Token Bucket Rate Limiting: Bursts, Refills, and the Redis Trap

March 15, 2026


Token bucket is the rate limiter that almost every API gateway you have used runs underneath. The mental model is two numbers:

  • Bucket capacity B, the maximum burst size.
  • Refill rate R, the long-run average requests per second.

Tokens accumulate in the bucket at rate R until it is full. Each incoming request consumes one token. When the bucket is empty, you reject with 429 Too Many Requests or queue. That is the whole algorithm.

Why this shape and not the naive alternative. A fixed-window counter (allow N per second, reset every second) fails at boundaries. A client can send N requests at second 0.999 and another N at 1.001, doubling the intended rate over a 2ms window. Token bucket smooths that out because tokens refill continuously.

Token bucket also tolerates natural bursts. Real user traffic is bursty: someone opens an app, fires off five API calls in 200ms, then sits idle for 30 seconds. A leaky bucket, which smooths output to a fixed rate, would queue those five calls and add latency to every one. Token bucket lets the burst through and only rate-limits sustained abuse.

Implementation is where things get interesting. In a single process, you store (tokens, last_refill_timestamp) and update on each request. Trivial.

Across a fleet of 100 API servers, you need a shared view, or different servers will let through different fractions of the same client's traffic. The textbook answer is Redis with a Lua script that atomically reads the bucket, computes refill since last access, decrements, and returns the result. One round trip, no race conditions.

Here is where the textbook breaks. At 500K RPS across the fleet, every request now crosses the network to a single Redis instance. That Redis is your new single point of failure. CPU pegs. Latency climbs. The thing you added to protect the backend becomes the thing taking it down.

The production failure I worked through: Redis hit 95 percent CPU during a marketing campaign. P99 on the rate limit call went from 1ms to 80ms. The gateway's per-request budget did not include that headroom, so requests timed out and returned 5xxs to clients. The downstream services we were protecting sat at 20 percent CPU, completely fine.

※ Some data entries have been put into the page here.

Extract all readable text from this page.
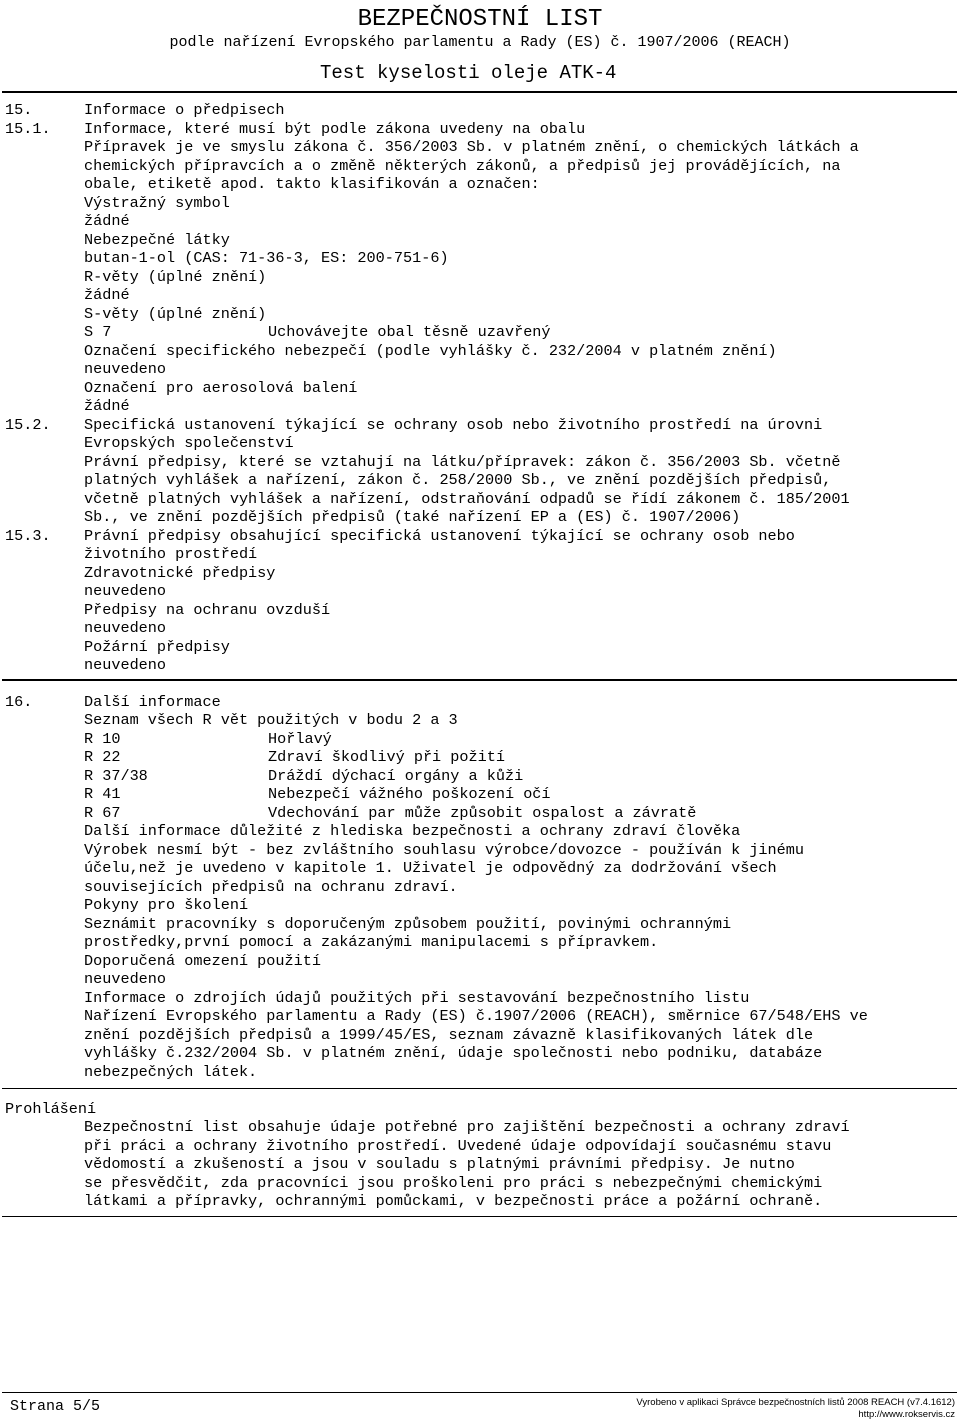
BEZPEČNOSTNÍ LIST
podle nařízení Evropského parlamentu a Rady (ES) č. 1907/2006 (REACH)
Test kyselosti oleje ATK-4
15.	Informace o předpisech
15.1. Informace, které musí být podle zákona uvedeny na obalu
Přípravek je ve smyslu zákona č. 356/2003 Sb. v platném znění, o chemických látkách a
chemických přípravcích a o změně některých zákonů, a předpisů jej provádějících, na
obale, etiketě apod. takto klasifikován a označen:
Výstražný symbol
žádné
Nebezpečné látky
butan-1-ol (CAS: 71-36-3, ES: 200-751-6)
R-věty (úplné znění)
žádné
S-věty (úplné znění)
S 7	Uchovávejte obal těsně uzavřený
Označení specifického nebezpečí (podle vyhlášky č. 232/2004 v platném znění)
neuvedeno
Označení pro aerosolová balení
žádné
15.2. Specifická ustanovení týkající se ochrany osob nebo životního prostředí na úrovni
Evropských společenství
Právní předpisy, které se vztahují na látku/přípravek: zákon č. 356/2003 Sb. včetně
platných vyhlášek a nařízení, zákon č. 258/2000 Sb., ve znění pozdějších předpisů,
včetně platných vyhlášek a nařízení, odstraňování odpadů se řídí zákonem č. 185/2001
Sb., ve znění pozdějších předpisů (také nařízení EP a (ES) č. 1907/2006)
15.3. Právní předpisy obsahující specifická ustanovení týkající se ochrany osob nebo
životního prostředí
Zdravotnické předpisy
neuvedeno
Předpisy na ochranu ovzduší
neuvedeno
Požární předpisy
neuvedeno
16.	Další informace
Seznam všech R vět použitých v bodu 2 a 3
R 10	Hořlavý
R 22	Zdraví škodlivý při požití
R 37/38	Dráždí dýchací orgány a kůži
R 41	Nebezpečí vážného poškození očí
R 67	Vdechování par může způsobit ospalost a závratě
Další informace důležité z hlediska bezpečnosti a ochrany zdraví člověka
Výrobek nesmí být - bez zvláštního souhlasu výrobce/dovozce - používán k jinému
účelu,než je uvedeno v kapitole 1. Uživatel je odpovědný za dodržování všech
souvisejících předpisů na ochranu zdraví.
Pokyny pro školení
Seznámit pracovníky s doporučeným způsobem použití, povinými ochrannými
prostředky,první pomocí a zakázanými manipulacemi s přípravkem.
Doporučená omezení použití
neuvedeno
Informace o zdrojích údajů použitých při sestavování bezpečnostního listu
Nařízení Evropského parlamentu a Rady (ES) č.1907/2006 (REACH), směrnice 67/548/EHS ve
znění pozdějších předpisů a 1999/45/ES, seznam závazně klasifikovaných látek dle
vyhlášky č.232/2004 Sb. v platném znění, údaje společnosti nebo podniku, databáze
nebezpečných látek.
Prohlášení
Bezpečnostní list obsahuje údaje potřebné pro zajištění bezpečnosti a ochrany zdraví
při práci a ochrany životního prostředí. Uvedené údaje odpovídají současnému stavu
vědomostí a zkušeností a jsou v souladu s platnými právními předpisy. Je nutno
se přesvědčit, zda pracovníci jsou proškoleni pro práci s nebezpečnými chemickými
látkami a přípravky, ochrannými pomůckami, v bezpečnosti práce a požární ochraně.
Strana 5/5	Vyrobeno v aplikaci Správce bezpečnostních listů 2008 REACH (v7.4.1612)
http://www.rokservis.cz
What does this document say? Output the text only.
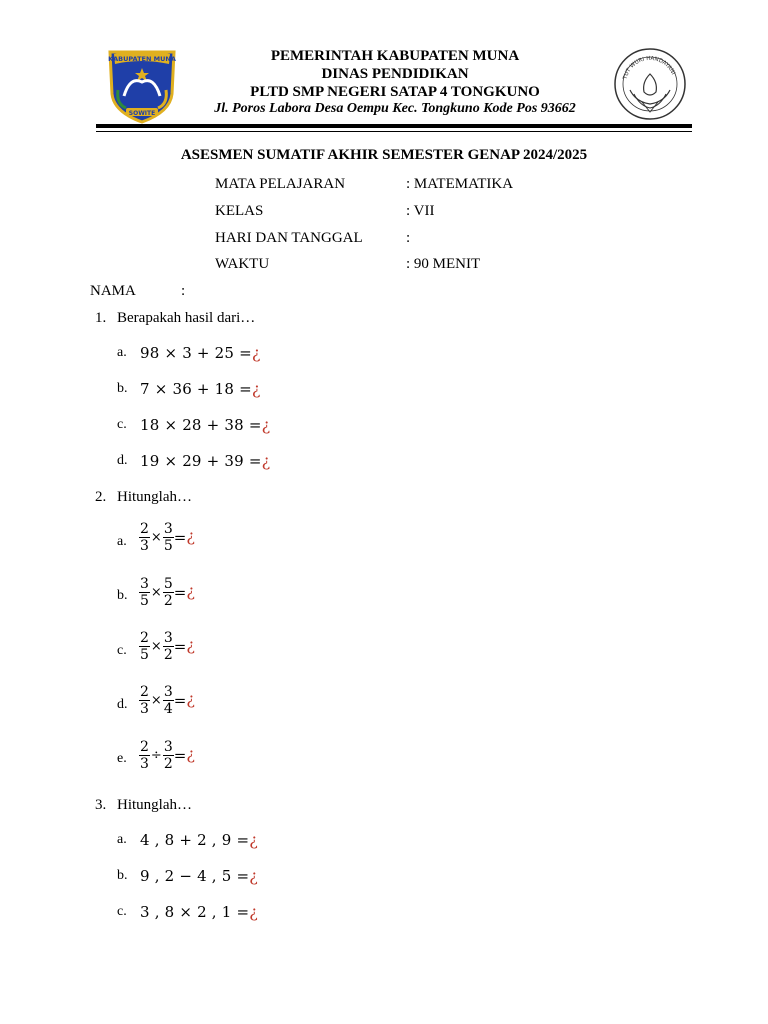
KABUPATEN MUNA
SOWITE
TUT WURI HANDAYANI
PEMERINTAH KABUPATEN MUNA
DINAS PENDIDIKAN
PLTD SMP NEGERI SATAP 4 TONGKUNO
Jl. Poros Labora Desa Oempu Kec. Tongkuno Kode Pos 93662
ASESMEN SUMATIF AKHIR SEMESTER GENAP 2024/2025
MATA PELAJARAN	: MATEMATIKA
KELAS	: VII
HARI DAN TANGGAL	:
WAKTU	: 90 MENIT
NAMA	:
1. Berapakah hasil dari…
a. 98 × 3 + 25 =¿
b. 7 × 36 + 18 =¿
c. 18 × 28 + 38 =¿
d. 19 × 29 + 39 =¿
2. Hitunglah…
a. $\frac{2}{3} \times \frac{3}{5}$ =¿
b. $\frac{3}{5} \times \frac{5}{2}$ =¿
c. $\frac{2}{5} \times \frac{3}{2}$ =¿
d. $\frac{2}{3} \times \frac{3}{4}$ =¿
e. $\frac{2}{3} \div \frac{3}{2}$ =¿
3. Hitunglah…
a. 4 , 8 + 2 , 9 =¿
b. 9 , 2 − 4 , 5 =¿
c. 3 , 8 × 2 , 1 =¿
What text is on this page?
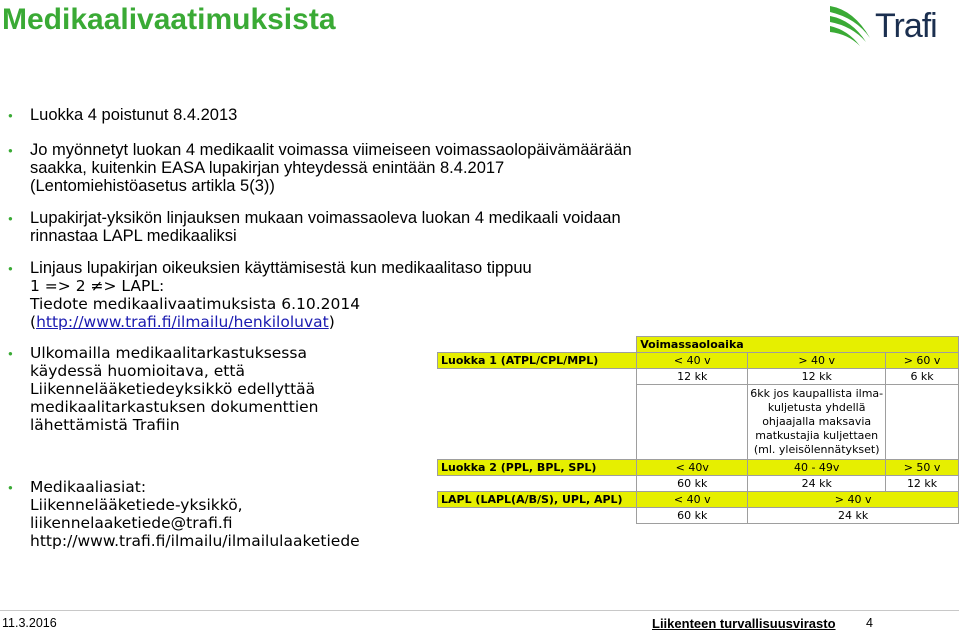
Medikaalivaatimuksista	Trafi
● Luokka 4 poistunut 8.4.2013
● Jo myönnetyt luokan 4 medikaalit voimassa viimeiseen voimassaolopäivämäärään
saakka, kuitenkin EASA lupakirjan yhteydessä enintään 8.4.2017
(Lentomiehistöasetus artikla 5(3))
● Lupakirjat-yksikön linjauksen mukaan voimassaoleva luokan 4 medikaali voidaan
rinnastaa LAPL medikaaliksi
● Linjaus lupakirjan oikeuksien käyttämisestä kun medikaalitaso tippuu
1 => 2 ≠> LAPL:
Tiedote medikaalivaatimuksista 6.10.2014
(http://www.trafi.fi/ilmailu/henkiloluvat)
● Ulkomailla medikaalitarkastuksessa
käydessä huomioitava, että
Liikennelääketiedeyksikkö edellyttää
medikaalitarkastuksen dokumenttien
lähettämistä Trafiin
● Medikaaliasiat:
Liikennelääketiede-yksikkö,
liikennelaaketiede@trafi.fi
http://www.trafi.fi/ilmailu/ilmailulaaketiede
	Voimassaoloaika		
Luokka 1 (ATPL/CPL/MPL)	< 40 v	> 40 v	> 60 v
	12 kk	12 kk	6 kk

		6kk jos kaupallista ilma-
kuljetusta yhdellä
ohjaajalla maksavia
matkustajia kuljettaen
(ml. yleisölennätykset)	

Luokka 2 (PPL, BPL, SPL)	< 40v	40 - 49v	> 50 v
	60 kk	24 kk	12 kk
LAPL (LAPL(A/B/S), UPL, APL)	< 40 v	> 40 v	
	60 kk	24 kk	
11.3.2016	Liikenteen turvallisuusvirasto 4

The fix is hybrid. Each gateway pod keeps a local bucket sized for its share of traffic plus the burst. Once a second, the pod reconciles with Redis: pushes its local consumption, pulls global state, and adjusts. You accept some over-limit slop during the reconciliation window in exchange for surviving a Redis outage without taking down the API.

Key takeaway

Token bucket allows bursts up to B and a steady rate of R. Centralizing it in Redis makes that Redis your new single point of failure. Local buckets with periodic reconciliation trade exactness for survivability.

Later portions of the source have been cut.